In an instant, you grasped that the attacks provided a fresh opportunity to implement Wohlstetter’s Precepts, and Iraq offered a made-to-order venue. “We cannot wait to act until the threat is imminent,” you said in 2002. Toppling Saddam Hussein would validate the alternative to waiting. In Iraq the United States would demonstrate the efficacy of preventive war.

So even conceding a hat tip to Albert Wohlstetter, the Bush Doctrine was largely your handiwork. The urgency of invading Iraq stemmed from the need to validate that doctrine before the window of opportunity closed. What made it necessary to act immediately was not Saddam’s purported WMD program. It was not his nearly nonexistent links to Al Qaeda. It was certainly not the way he abused his own people. No, what drove events was the imperative of claiming for the United States prerogatives allowed no other nation.

I do not doubt the sincerity of your conviction (shared by President Bush) that our country could be counted on to exercise those prerogatives in ways beneficial to all humankind — promoting peace, democracy, and human rights. But the proximate aim was to unshackle American power. Saddam Hussein’s demise would serve as an object lesson for all: Here’s what we can do. Here’s what we will do.

But it all came to shite. Which prompts Bacevich to say:

One of the questions emerging from the Iraq debacle must be this one: Why did liberation at gunpoint yield results that differed so radically from what the war’s advocates had expected? Or, to sharpen the point, How did preventive war undertaken by ostensibly the strongest military in history produce a cataclysm?

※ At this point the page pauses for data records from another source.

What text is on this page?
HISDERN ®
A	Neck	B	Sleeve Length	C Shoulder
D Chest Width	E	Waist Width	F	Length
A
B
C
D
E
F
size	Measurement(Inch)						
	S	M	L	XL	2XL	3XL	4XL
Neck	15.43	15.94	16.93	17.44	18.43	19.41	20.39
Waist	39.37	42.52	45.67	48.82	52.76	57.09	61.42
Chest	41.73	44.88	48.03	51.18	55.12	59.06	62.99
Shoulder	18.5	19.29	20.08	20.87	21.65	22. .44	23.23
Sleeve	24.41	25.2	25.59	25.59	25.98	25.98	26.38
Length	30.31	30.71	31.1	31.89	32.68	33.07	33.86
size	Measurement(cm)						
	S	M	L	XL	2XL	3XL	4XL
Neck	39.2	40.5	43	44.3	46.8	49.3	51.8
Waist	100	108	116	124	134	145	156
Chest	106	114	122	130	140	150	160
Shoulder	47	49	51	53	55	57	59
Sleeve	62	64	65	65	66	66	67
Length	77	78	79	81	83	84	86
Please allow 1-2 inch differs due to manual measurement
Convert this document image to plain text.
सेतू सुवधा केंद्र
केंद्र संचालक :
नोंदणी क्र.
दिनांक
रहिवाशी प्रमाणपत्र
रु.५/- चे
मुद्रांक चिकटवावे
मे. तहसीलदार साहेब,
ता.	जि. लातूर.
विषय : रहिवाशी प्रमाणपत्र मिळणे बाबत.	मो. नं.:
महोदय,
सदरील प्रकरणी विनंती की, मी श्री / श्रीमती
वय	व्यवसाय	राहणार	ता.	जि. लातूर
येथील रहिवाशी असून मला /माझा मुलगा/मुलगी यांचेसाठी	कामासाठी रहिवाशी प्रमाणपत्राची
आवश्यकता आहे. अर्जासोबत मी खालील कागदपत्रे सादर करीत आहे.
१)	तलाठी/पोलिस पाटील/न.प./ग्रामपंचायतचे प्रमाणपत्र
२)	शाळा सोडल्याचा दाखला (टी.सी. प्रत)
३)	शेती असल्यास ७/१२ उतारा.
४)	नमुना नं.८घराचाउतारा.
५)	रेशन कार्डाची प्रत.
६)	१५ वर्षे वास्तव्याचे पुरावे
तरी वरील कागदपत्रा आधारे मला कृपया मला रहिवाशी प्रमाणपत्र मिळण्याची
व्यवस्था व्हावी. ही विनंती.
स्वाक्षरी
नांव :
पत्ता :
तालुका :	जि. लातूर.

Not one of your colleagues from the Bush Administration possesses the necessary combination of honesty, courage, and wit to answer these questions.

And they haven’t been pressed on it, either.

A lot of lefties still regard Bush, Cheney – Wolfowitz – as war criminals, or the equivalent thereof.  But what I have wanted is a legitimate mea culpa from these people – an admission, and an actual recognition, that the Iraq war was wrong, it was always going to end in the failure it did, that we were too optimistic going in, that war is the last thing that goes according to plan. It was, to steal the term from the documentary that aired on Rachel Maddow’s show, hubris. Pure and simple.

But beyond that, it was the bridge too far. A truly conservative nation never would have gone out on a limb with speculative, “preventative” war. And in doing so – and in putting it on the credit card, not paying for it as we went along – we screwed ourselves. We gave the country a nice little shove down the far side of the bell curve so many of us perceive to be slaloming down.

War in Iraq didn’t shore up or prove the legitimacy of our hegemony. It undermined it, in every way possible.

Has Wolfowitz learned? I wouldn’t bank on it. Have the average Americans who howled at the Dixie Chicks, munched on “freedom fries” and sneered when Bush spoke beneath that “Mission Accomplished” banner learned? I hope some of them have, anyway. Others, well, you reap what you sow. Too bad all of us had to reap what a loud and insistent few sowed.